Why every stock market investor must know about Net Interest Margin

Net Interest Margin (NIM) is a tool to measure the profitability of a firm, highlighting the difference between interest earned and interest paid. Knowing NIM can help you as an investor assess the profitability of financial service companies like banks, non-banking financial companies (NBFCs), and investment firms. Typically, financial institutions receive interest on loans and pay interest on deposits, savings, and so on. So, if you are contemplating a bank or NBFC stock purchase, NIM is a valuable metric for you to consider during stock analysis.

How do you calculate Net Interest Margin? 

The steps involved in NIM computation are as follows:

  • Compute total interest income and interest expenditure in a given fiscal year
  • Compute average income-generating assets using the formula below:

Average earning assets = [Beginning year asset balance + Ending year asset balance]/2

  • Substitute the above-computed values in the NIM formula given below:

NIM = (Interest income – Interest expenditure) / Average income-generating assets X 100 

NIM is expressed in the form of a percentage.

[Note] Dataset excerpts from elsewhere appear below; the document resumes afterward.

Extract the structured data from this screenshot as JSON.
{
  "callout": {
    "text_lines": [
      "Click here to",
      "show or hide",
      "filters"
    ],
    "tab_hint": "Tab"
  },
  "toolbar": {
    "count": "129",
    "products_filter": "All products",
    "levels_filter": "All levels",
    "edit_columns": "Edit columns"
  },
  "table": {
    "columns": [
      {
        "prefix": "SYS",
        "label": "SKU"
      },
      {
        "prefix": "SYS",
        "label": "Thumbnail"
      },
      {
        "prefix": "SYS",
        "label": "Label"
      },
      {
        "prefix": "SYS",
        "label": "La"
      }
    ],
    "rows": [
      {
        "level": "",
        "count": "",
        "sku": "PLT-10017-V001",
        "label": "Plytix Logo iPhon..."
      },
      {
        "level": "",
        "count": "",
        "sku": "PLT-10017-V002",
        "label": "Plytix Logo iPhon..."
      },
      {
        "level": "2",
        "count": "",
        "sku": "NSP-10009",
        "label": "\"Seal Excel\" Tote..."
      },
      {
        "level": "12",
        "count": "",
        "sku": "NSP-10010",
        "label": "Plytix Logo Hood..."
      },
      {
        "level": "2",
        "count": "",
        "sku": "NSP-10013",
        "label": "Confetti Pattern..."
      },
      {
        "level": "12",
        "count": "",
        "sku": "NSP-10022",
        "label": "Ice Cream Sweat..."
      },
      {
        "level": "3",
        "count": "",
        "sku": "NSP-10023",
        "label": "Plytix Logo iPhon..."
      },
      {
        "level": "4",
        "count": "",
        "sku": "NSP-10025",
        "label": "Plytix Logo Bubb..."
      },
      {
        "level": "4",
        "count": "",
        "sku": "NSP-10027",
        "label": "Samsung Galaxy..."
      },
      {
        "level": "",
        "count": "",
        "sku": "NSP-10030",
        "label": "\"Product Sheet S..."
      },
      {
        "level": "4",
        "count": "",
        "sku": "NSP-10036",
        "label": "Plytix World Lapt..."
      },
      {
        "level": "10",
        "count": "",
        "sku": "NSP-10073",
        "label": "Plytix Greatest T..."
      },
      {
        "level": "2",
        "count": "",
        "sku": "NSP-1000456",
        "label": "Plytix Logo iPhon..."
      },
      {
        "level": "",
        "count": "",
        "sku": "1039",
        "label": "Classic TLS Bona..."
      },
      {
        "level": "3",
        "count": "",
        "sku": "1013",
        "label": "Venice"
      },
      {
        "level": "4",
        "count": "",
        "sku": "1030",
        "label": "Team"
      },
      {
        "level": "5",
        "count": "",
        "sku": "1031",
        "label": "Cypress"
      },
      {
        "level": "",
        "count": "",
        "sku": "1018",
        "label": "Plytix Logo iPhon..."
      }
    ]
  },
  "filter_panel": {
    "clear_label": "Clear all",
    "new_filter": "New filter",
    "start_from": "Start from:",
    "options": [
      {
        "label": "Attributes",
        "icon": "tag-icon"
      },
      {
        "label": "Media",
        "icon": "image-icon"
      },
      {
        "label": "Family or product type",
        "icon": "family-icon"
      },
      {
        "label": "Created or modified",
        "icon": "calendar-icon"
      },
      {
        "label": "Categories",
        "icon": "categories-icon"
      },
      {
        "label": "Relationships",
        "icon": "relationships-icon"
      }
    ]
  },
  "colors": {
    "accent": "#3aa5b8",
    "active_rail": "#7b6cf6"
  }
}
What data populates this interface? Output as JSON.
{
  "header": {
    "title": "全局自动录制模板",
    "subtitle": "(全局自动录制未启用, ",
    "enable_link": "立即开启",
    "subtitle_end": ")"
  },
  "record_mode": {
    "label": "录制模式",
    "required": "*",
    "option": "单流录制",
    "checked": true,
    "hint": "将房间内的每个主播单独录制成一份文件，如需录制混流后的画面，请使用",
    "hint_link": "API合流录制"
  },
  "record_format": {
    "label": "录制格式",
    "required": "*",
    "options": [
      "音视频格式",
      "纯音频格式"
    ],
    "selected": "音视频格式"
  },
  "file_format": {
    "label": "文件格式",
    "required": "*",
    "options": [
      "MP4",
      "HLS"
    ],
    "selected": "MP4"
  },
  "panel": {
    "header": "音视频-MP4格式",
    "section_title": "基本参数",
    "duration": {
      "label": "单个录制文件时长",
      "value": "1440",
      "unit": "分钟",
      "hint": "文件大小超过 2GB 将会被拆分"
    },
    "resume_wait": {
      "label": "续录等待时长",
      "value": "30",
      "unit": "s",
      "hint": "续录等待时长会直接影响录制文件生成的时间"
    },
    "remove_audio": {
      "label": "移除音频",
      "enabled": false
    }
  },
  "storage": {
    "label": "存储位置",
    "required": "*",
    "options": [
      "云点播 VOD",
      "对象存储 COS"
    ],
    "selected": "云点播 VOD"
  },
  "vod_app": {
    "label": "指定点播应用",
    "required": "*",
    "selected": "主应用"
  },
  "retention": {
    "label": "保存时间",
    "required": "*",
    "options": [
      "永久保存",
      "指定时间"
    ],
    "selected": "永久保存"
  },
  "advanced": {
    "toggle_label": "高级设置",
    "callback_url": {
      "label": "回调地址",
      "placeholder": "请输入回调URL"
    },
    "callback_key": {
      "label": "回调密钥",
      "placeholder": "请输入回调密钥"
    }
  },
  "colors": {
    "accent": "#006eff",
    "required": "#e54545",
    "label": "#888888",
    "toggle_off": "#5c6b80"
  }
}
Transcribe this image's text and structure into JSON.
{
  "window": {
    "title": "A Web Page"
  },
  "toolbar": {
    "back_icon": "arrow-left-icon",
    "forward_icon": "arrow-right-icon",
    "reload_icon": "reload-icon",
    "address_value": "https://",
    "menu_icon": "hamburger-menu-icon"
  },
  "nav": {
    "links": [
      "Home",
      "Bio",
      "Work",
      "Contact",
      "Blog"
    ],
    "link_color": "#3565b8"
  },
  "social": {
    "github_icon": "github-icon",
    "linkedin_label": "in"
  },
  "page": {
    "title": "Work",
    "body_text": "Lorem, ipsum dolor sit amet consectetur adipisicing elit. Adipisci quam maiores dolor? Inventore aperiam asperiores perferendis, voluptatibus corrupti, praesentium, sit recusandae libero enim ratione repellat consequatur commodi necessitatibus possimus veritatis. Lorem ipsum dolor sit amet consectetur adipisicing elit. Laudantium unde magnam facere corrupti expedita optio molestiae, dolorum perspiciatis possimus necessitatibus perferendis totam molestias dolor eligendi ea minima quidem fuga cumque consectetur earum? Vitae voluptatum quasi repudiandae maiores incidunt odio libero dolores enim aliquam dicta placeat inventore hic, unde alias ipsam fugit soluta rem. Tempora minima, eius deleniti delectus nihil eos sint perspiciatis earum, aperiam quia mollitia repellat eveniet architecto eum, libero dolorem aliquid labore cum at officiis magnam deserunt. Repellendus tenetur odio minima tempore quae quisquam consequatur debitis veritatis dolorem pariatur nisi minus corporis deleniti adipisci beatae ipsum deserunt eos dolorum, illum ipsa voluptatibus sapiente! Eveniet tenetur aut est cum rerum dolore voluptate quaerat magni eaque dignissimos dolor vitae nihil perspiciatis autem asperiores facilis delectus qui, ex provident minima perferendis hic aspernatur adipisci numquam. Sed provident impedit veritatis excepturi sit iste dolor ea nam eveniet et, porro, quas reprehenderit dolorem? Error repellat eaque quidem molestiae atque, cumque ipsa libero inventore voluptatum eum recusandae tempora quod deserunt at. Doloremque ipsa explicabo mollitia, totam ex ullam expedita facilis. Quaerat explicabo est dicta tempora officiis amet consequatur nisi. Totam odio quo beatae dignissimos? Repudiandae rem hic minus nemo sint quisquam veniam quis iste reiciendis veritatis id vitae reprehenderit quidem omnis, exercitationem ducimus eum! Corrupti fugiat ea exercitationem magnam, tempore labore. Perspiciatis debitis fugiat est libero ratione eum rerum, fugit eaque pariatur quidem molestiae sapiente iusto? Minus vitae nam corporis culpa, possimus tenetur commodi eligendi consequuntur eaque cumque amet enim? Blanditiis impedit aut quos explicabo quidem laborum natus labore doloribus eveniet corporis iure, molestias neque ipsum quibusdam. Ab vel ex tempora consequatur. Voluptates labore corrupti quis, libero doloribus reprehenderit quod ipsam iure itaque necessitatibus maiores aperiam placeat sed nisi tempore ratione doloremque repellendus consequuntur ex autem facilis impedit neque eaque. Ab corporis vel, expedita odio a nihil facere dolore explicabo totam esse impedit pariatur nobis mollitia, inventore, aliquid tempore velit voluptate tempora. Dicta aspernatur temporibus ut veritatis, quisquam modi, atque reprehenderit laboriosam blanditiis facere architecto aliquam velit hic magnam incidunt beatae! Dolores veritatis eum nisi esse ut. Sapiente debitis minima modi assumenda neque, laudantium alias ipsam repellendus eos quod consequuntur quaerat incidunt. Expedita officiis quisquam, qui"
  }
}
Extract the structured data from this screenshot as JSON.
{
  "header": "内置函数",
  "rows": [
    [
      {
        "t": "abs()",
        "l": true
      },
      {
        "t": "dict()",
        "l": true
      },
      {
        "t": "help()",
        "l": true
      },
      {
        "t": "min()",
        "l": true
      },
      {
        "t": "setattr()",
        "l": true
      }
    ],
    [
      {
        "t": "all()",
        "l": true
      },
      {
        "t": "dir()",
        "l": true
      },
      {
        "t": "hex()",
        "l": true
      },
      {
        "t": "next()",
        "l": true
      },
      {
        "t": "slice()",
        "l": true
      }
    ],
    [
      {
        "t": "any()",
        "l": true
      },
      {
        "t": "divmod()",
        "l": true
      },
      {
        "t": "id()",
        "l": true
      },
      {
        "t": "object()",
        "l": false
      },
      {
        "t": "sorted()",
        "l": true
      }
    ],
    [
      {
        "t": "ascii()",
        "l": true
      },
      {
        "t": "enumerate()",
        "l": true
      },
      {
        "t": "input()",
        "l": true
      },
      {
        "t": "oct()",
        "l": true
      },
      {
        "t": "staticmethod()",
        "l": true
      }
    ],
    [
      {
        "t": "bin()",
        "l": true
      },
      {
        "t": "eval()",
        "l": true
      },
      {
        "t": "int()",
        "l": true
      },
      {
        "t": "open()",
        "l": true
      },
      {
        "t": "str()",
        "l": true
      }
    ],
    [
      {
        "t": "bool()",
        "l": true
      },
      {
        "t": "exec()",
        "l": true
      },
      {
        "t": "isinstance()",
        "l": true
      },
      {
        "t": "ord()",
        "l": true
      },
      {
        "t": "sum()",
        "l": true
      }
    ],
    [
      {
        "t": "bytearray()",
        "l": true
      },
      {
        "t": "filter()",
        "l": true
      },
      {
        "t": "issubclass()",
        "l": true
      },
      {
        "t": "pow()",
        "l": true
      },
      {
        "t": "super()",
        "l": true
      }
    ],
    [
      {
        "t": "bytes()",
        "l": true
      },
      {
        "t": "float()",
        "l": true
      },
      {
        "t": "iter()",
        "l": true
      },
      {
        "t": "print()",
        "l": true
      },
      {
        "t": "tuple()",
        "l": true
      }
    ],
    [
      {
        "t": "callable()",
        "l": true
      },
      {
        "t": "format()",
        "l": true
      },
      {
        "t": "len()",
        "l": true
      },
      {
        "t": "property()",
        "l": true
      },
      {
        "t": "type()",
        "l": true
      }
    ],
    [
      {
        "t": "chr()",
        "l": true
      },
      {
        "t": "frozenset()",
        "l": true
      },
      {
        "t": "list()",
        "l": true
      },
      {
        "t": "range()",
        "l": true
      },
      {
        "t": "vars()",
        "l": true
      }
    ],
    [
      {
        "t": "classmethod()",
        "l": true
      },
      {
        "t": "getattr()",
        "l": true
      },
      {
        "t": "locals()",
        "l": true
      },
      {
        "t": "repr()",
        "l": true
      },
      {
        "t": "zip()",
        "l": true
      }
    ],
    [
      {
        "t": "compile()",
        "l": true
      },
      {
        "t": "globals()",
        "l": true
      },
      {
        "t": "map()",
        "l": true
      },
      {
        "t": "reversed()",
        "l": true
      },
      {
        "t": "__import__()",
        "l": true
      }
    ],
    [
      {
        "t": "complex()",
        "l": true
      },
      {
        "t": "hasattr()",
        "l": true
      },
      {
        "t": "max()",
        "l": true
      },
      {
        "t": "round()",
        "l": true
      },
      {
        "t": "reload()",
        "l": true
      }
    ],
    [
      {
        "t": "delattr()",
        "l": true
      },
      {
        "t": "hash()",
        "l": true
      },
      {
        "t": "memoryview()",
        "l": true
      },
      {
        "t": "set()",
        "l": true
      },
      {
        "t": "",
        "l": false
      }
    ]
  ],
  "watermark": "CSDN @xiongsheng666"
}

Earning assets comprise stocks, debentures, bonds, certificate of deposits (CDs), rental property, notes, dividend-paying instruments, and so on. 

Understanding how NIM is calculated 

Suppose a bank receives an interest income of Rs. 20,00,000 and incurs interest expenditure of Rs. 16,50,000 in FY 2020-21. The opening and closing balances of its earning assets are Rs. 30,00,000 and Rs. 36,00,000, respectively. How to calculate NIM of the bank?

Substituting values from the given example in the formulae mentioned above:

Average earning assets = (30,00,000 + 36,00,000)/2 = 66,00,000/2 = Rs. 33,00,000 

NIM     = [(20,00,000 – 16,50,000) / 33,00,000] X 100

            = [3,50,000 / 33,00,000] X 100

            = 0.1061 X 100

            = 10.61% 

The bank has a positive NIM of 10.61%. It implies that for every investment of Rs. 100, the bank earned profits of approximately Rs. 11. 

What are the most significant implications of NIM? 

  • A positive NIM implies that an organisation has invested efficiently and garnered net profits
  • A negative NIM indicates investment inefficiency. The organisation’s liabilities outweigh its investments resulting in a net loss. In other words, its interest income is unable to cover the cost of its debts

Why is NIM important for you? 

  • NIM is one of the profitability indicators that you should ideally consider while buying bank or NBFC stocks
  • It helps in assessing a financial institution’s NPAs (non-performing assets). The higher the NPA, the lower will be NIM and vice-versa.

If you wish to invest in the stock market, you should opt for a bank or NBFC stock with a positive NIM. If you are wondering which are the top stocks to buy today, it is a good practice to analyse NIMs of different banks and financial institutions.

Make NIM your ally while investing

NIM is a profitability ratio that assesses the effectiveness of a firm’s, especially a financial institution’s, investment decisions. It also aids you in stock selection. However, if analyzing and interpreting data isn’t your forte, it is advisable to reach out to a financial advisor who can guide you in stock picking and your overall investment journey, based on your risk appetite and financial goals.